The point-the-bit PowerDrive Xceed RSS tool was deployed. Designed for extreme conditions, this tool can cope with up to 350 rpm stick slip, and drilling was pushed-on to limit the time exposed to the shock. The drilling tools proved to be highly robust. Despite being regularly exposed to severe stick-slip in excess of 150-200% of surface rpm, during the three years to the date of writing this article, there were only three trips for any downhole tool failure, including the measurement-while-drilling (MWD) and logging-while-drilling (LWD) tools; and one of these trips was due to a washout.

Cost savings

One of the more recent wells drilled from theJohn Shaw was designed as an extended reach drilling (ERD) well to tap the previously undeveloped Don Southwest reservoir. Well S7 was a challenging step-out that would stretch the rig's capabilities, but would save more than $30 million in hardware alone compared to having to perform a subsea tieback from a closed surface location. The BHA included advanced multifunction LWD, formation pressure-while-drilling, and high-speed telemetry tools, delivering high-quality measurements in a well that could be challenging to log later using wireline.

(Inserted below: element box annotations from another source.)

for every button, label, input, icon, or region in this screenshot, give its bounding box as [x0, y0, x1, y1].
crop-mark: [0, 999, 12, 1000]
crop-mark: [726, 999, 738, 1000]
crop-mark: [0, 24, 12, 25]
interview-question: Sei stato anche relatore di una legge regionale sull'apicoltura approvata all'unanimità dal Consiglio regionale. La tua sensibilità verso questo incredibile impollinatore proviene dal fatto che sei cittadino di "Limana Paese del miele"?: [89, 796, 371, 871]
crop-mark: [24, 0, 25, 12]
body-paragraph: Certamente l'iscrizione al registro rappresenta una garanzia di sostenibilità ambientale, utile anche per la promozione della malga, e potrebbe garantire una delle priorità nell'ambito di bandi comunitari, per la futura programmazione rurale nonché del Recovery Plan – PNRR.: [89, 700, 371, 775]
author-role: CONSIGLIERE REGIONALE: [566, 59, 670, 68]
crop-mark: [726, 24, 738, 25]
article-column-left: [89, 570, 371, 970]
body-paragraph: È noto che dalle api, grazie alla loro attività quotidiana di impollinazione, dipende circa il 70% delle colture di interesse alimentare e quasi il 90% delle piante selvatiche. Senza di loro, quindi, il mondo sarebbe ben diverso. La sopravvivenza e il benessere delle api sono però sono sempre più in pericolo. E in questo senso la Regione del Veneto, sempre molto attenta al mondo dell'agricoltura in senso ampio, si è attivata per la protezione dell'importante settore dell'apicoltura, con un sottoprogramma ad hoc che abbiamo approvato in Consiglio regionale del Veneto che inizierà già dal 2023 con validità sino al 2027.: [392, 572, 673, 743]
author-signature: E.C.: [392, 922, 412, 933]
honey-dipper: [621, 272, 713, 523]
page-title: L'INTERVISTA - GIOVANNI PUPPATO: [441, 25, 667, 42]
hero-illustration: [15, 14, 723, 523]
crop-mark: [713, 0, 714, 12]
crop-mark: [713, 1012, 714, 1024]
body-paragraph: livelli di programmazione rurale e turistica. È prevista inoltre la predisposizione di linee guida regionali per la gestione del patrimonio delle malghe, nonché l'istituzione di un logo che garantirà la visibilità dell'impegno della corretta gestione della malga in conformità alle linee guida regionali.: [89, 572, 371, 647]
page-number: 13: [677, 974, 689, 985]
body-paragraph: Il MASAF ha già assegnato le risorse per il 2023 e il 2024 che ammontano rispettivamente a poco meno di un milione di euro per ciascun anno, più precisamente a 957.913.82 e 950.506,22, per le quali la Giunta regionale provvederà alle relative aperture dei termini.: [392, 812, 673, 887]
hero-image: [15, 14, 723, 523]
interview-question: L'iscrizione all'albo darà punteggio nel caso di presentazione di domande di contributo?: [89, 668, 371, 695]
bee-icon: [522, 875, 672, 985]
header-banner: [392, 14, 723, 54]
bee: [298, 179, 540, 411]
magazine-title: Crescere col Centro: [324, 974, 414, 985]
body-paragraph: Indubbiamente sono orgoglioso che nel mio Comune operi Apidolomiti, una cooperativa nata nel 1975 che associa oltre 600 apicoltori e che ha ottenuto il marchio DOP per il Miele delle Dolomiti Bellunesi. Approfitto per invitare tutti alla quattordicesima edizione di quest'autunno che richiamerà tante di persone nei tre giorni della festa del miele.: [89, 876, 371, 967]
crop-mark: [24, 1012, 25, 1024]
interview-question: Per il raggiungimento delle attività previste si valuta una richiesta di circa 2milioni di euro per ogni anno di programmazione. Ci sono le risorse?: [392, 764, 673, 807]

DLS was controlled throughout the build from 18º to a 67º tangent, resulting in low friction factors (<0.1 OH FF) seen for torque. The S7 well was successfully drilled with a 12,505-ft (3,812 m) long 8½-in. section drilled in two runs, the first run of 11,650 ft (3,551 m) being a North Sea record before pulling out to change the bit. It was drilled in 95 hours with an average on-bottom ROP of 122 ft/hr. The success of S7 has enabled ERD targets to be planned in the future.

Benefitting the bottom line

EnQuest is justifiably proud of the performance of the drilling team. A combination of integrated planning and effective execution has enabled the field to be economically developed in the early twenty-first century using a rig designed for the challenges of the 1980s. The record drilling times achieved in 2010 were delivered by teams that have been working together – often on the same rig – on a steady flow of successive projects. Wells previously expected to require about 70 days were finished in just 35 days. Performance was maximized through joint development of appropriate procedures and the use of highly reliable tools, enabling confidence in extending operational targets and opening future development possibilities. The success of the approach is testified by a comment in the EnQuest plc 2010 annual report, which stated that: "faster than expected delivery of the wells drilled on the Dons was a key feature of the 2010 performance."